Hospitals in the New York metropolitan area will receive a total of $35 million in emergency funds to help offset lost business, capital damage and other expenses incurred as a result of the Sept. 11 terrorist attacks.
The money is part of $5.1 billion in disaster-relief funds released Sept. 21, the first installment of a total of $40 billion in federal money approved to aid recovery from the devastating attacks on the World Trade Center and the Pentagon.
HHS has about $126 million of the first installment for various support services, and more money will be coming, an HHS spokesman said. He was not aware of a release schedule, however.
Hospitals will receive grants based on a survey of their disaster-related costs being conducted by the New York Department of Health and the Greater New York Hospital Association. Survey forms are due from hospitals midweek, and the money should be distributed within four to six weeks, GNYHA President Kenneth Raske said.
As of Sept. 24, 86 hospitals in New York had treated 5,392 patients as a result of the disaster, according to the GNYHA. Seven hospitals in Washington and northern Virginia received 95 patients from the terrorist attack on the Pentagon.
St. Vincent's Hospital Manhattan, which as the closest trauma center to the disaster treated more than 600 victims, said preliminary numbers show a 46% decline in inpatient volume and a 70% drop in outpatient volume during the 10 days after the attacks.
Hospitals also incurred significant capital losses, which will be reimbursed, Raske said.
For example, 2,346-bed New York-Presbyterian Hospital lost nine ambulances in the collapse of the World Trade Center's twin towers. And the data center of 1,860-bed Mount Sinai-NYU Hospitals/Health System sustained substantial damage.
The HHS aid package for New York includes $10 million for community health centers, $28 million for mental health services, $25 million for social services, such as food and shelter, and $10 million to ensure that Medicare is able to continue to pay claims in New York. Empire Blue Cross and Blue Shield, which processes Medicare claims in New York, was headquartered in the World Trade Center.
Meanwhile, a congressionally chartered commission on terrorism said hospitals should develop "all-hazards" emergency response plans including preparation for biological attacks. The commission, headed by Virginia Gov. James Gilmore III, met last week to prepare an interim report to Congress and the president. The report, due within two weeks, will assess the nation's readiness for attacks and recommend steps to improve.
It is an advance of recommendations that originally were due in mid-December, but Gilmore and other commissioners accelerated their activity in the wake of the Sept. 11 attacks. A fuller version of the report will be delivered to the White House and Congress later this year.

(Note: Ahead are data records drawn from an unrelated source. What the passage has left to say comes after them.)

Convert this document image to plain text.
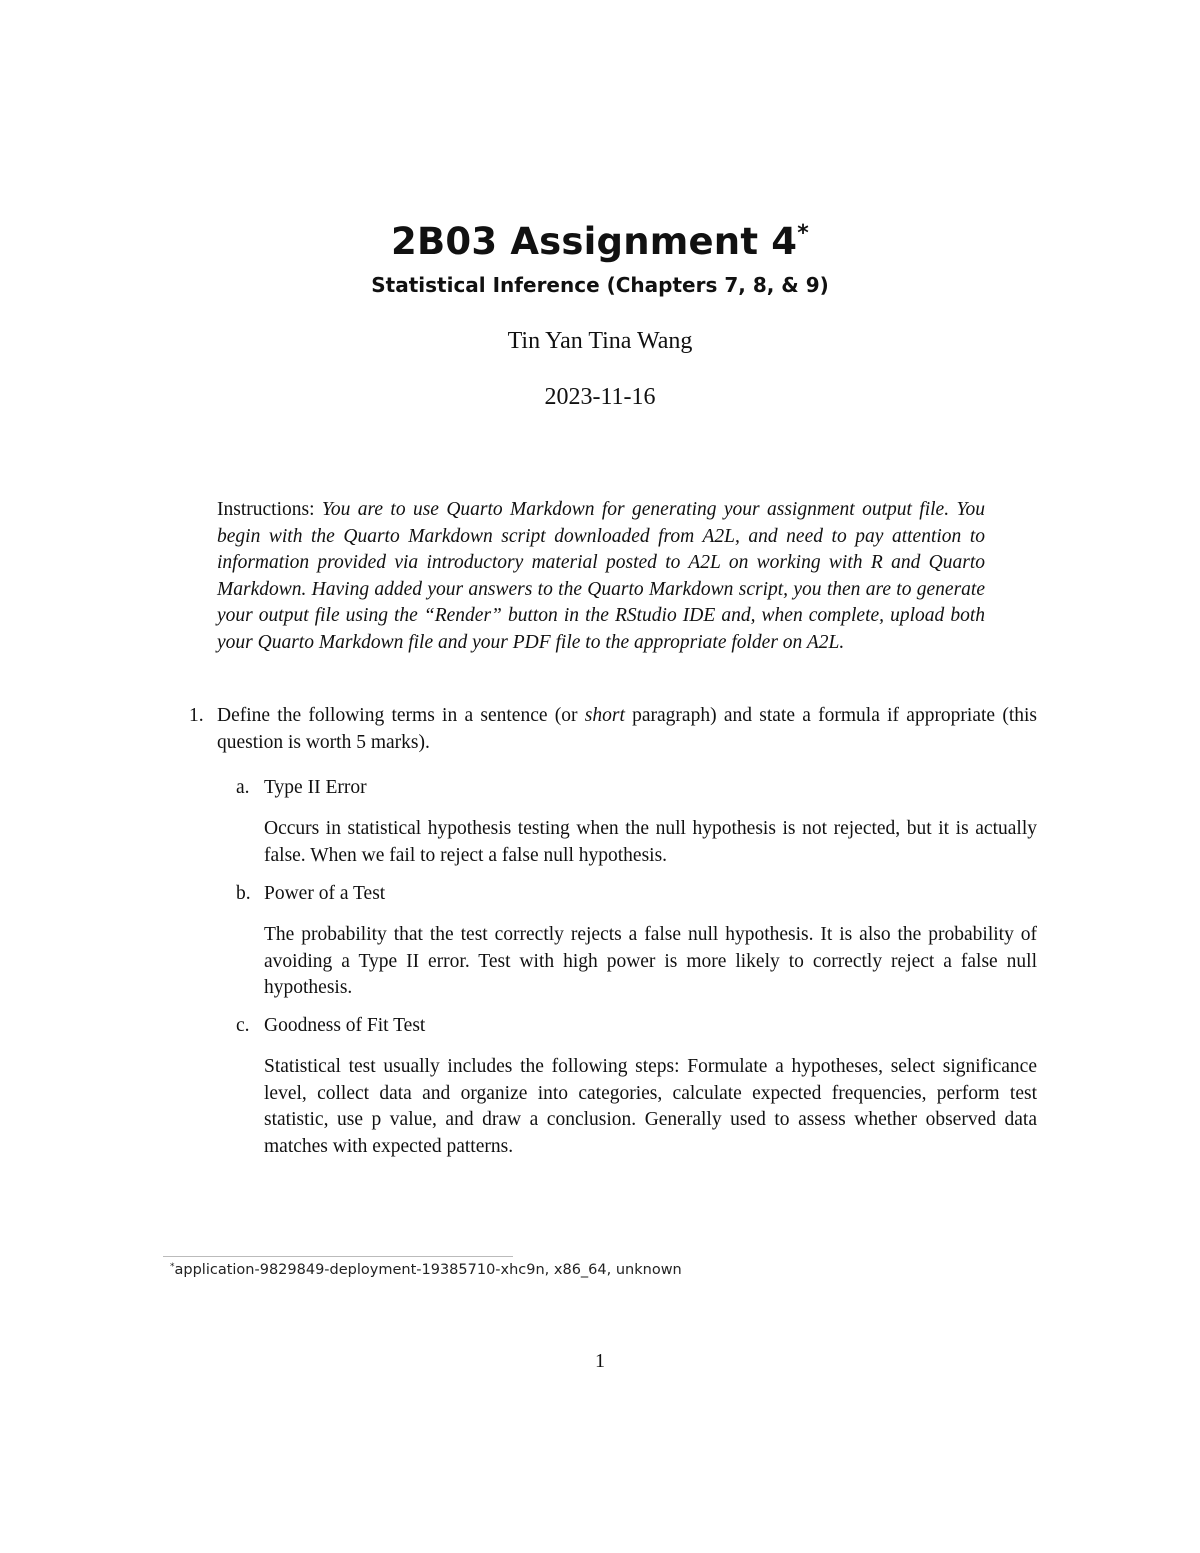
2B03 Assignment 4*
Statistical Inference (Chapters 7, 8, & 9)
Tin Yan Tina Wang
2023-11-16
Instructions: You are to use Quarto Markdown for generating your assignment output file. You begin with the Quarto Markdown script downloaded from A2L, and need to pay attention to information provided via introductory material posted to A2L on working with R and Quarto Markdown. Having added your answers to the Quarto Markdown script, you then are to generate your output file using the “Render” button in the RStudio IDE and, when complete, upload both your Quarto Markdown file and your PDF file to the appropriate folder on A2L.
1. Define the following terms in a sentence (or short paragraph) and state a formula if appropriate (this question is worth 5 marks).
a. Type II Error
Occurs in statistical hypothesis testing when the null hypothesis is not rejected, but it is actually false. When we fail to reject a false null hypothesis.
b. Power of a Test
The probability that the test correctly rejects a false null hypothesis. It is also the probability of avoiding a Type II error. Test with high power is more likely to correctly reject a false null hypothesis.
c. Goodness of Fit Test
Statistical test usually includes the following steps: Formulate a hypotheses, select significance level, collect data and organize into categories, calculate expected frequencies, perform test statistic, use p value, and draw a conclusion. Generally used to assess whether observed data matches with expected patterns.
*application-9829849-deployment-19385710-xhc9n, x86_64, unknown
1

For example, the commission will recommend that hospitals be instructed to tell law enforcement, intelligence and public health officials when treating victims of an unusual disease outbreak, said Michael Wermuth, the commission's project director. That's a difference from the reporting requirements hospitals are under when dealing with the victims of a normal accident or natural disaster.
"There clearly are some additional requirements, some nuances, that you wouldn't have to be aware of with a (regular) chemical spill or infectious disease," Wermuth said.
The commission will recommend full implementation of an American Medical Association report that the AMA published in December. That report said hospitals need to be prepared for potential chemical or biological terrorist attacks by having adequate protective equipment for employees, decontamination units for victims, infection-control safeguards, adequate supplies of antidotes, and training with special equipment.
The commission is not making clear, however, if it will recommend that the federal government help hospitals with purchases of new equipment or supplies related to preparing for terrorist attacks.
Hospital lobbying groups, meanwhile, are choosing their words carefully when assessing whether money should accompany future federal mandates. Richard Coorsh, a spokesman for the Federation of American Hospitals, said it's too early to discuss funding.
Meanwhile, the American Hospital Association isn't specifically asking for more money either but is gingerly suggesting that more money is needed, softening its rhetoric from a week earlier, which drew harsh criticism from some lawmakers on Capitol Hill.
James Bentley, the AHA's senior vice president for strategic policy planning, said the federal government could make expanded terrorism preparedness part of the Medicare conditions of participation, with a corresponding increase in Medicare payment rates.